Por 6 votos a 1, o Tribunal Superior Eleitoral rejeitou a possibilidade de cassar políticos por abuso de poder religioso. A tese foi levada ao tribunal pelo Ministério Público, alegando que pedidos de votos nas igrejas podem ser punidos com a perda do mandato.

Votaram contra a cassação por abuso religioso os ministros Alexandre de Moraes, Tarcísio Vieira, Og Fernandes, Luís Felipe Salomão, Sérgio Banhos e Luís Roberto Barroso. O único a votar a favor foi Edson Fachin.

Último a votar no julgamento, Barroso afirmou que a lei eleitoral proíbe que igrejas financiem campanhas e que a propaganda eleitoral seja realizada dentro dos templos. Com base nessas duas regras, afirmou que a legislação previu a possibilidade de abuso do poder religioso.

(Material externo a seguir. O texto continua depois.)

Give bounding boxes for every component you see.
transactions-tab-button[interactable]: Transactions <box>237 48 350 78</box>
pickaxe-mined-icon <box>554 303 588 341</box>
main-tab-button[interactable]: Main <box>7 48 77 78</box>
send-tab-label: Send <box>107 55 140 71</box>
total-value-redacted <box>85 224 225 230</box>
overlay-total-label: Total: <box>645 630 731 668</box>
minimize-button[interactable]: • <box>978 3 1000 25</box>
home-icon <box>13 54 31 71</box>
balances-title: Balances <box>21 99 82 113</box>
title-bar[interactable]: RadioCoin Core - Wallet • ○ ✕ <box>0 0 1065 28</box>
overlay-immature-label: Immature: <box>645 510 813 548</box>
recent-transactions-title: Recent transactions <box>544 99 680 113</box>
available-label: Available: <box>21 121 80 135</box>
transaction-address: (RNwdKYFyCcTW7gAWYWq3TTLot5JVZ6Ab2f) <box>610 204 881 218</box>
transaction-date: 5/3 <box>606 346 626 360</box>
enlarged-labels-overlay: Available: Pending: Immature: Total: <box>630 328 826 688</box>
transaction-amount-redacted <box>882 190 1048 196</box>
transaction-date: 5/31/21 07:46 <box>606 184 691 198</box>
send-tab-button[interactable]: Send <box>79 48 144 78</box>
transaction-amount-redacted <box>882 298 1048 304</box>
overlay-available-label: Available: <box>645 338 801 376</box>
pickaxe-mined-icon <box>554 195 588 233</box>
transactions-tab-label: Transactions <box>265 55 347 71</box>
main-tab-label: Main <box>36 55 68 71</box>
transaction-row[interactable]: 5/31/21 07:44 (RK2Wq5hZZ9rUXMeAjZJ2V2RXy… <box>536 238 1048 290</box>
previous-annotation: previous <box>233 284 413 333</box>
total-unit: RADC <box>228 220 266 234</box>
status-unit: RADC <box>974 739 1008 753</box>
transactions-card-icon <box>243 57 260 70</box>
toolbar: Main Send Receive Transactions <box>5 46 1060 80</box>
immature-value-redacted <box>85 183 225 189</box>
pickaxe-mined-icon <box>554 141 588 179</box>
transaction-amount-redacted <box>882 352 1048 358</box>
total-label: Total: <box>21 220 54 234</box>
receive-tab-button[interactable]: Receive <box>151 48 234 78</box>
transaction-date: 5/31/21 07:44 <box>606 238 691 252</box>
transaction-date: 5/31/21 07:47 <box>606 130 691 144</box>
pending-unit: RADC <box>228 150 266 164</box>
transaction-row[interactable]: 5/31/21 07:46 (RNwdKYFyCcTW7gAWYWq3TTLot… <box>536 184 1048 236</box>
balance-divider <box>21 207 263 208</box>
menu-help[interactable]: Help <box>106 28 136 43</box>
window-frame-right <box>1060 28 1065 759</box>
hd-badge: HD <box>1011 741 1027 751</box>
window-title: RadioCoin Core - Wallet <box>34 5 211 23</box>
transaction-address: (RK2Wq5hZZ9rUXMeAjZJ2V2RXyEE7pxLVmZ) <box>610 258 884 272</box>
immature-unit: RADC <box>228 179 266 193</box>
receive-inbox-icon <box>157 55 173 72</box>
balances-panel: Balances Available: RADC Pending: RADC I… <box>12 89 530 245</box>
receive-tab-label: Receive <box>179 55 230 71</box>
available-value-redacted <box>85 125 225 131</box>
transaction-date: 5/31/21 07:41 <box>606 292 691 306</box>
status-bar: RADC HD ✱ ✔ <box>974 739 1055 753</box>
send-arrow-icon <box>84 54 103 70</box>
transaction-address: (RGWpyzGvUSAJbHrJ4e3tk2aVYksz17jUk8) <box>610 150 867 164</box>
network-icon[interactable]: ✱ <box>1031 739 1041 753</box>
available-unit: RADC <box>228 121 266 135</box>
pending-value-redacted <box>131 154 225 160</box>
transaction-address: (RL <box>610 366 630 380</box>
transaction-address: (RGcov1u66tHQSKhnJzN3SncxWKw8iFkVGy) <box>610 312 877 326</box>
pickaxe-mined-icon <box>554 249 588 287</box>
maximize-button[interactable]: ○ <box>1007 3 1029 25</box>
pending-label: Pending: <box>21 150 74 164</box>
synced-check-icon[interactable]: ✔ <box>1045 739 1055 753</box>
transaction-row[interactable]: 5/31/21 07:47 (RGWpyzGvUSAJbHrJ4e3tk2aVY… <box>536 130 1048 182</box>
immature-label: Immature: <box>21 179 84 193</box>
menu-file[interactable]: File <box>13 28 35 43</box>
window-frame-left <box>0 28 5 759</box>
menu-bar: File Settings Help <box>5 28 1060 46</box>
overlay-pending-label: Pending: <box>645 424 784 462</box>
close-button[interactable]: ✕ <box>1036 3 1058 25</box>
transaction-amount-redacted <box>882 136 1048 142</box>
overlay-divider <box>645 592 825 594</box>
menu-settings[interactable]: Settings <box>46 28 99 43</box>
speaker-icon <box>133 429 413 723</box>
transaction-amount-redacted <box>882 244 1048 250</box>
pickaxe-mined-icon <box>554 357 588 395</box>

Ele, no entanto, não aderiu à posição de Edson Fachin por entender que, no caso concreto analisado pelo TSE, não havia provas de abuso.

“Que há abuso, eu não tenho dúvida. Se esse tipo de abuso deve ou não ser enfrentado no âmbito do direito eleitoral é uma questão que acho e talvez deva ser considerada, mas em outras circunstâncias. As circunstâncias desse caso concreto não permitem uma discussão com base fática em nenhum desses pontos. Porque não houve doação por entidade religiosa nem houve propaganda no âmbito de templo, nem tampouco conduta que sequer em tese pudesse ser equiparada a abuso de autoridade”, disse Barroso.

Os ministros julgaram a vereadora de Luziânia (GO) Valdirene Tavares (Republicanos), que, em 2016, pediu apoio a jovens de uma igreja para continuar seu trabalho na Câmara Municipal. Todos os ministros rejeitaram qualquer punição, porque não houve pedido expresso de votos.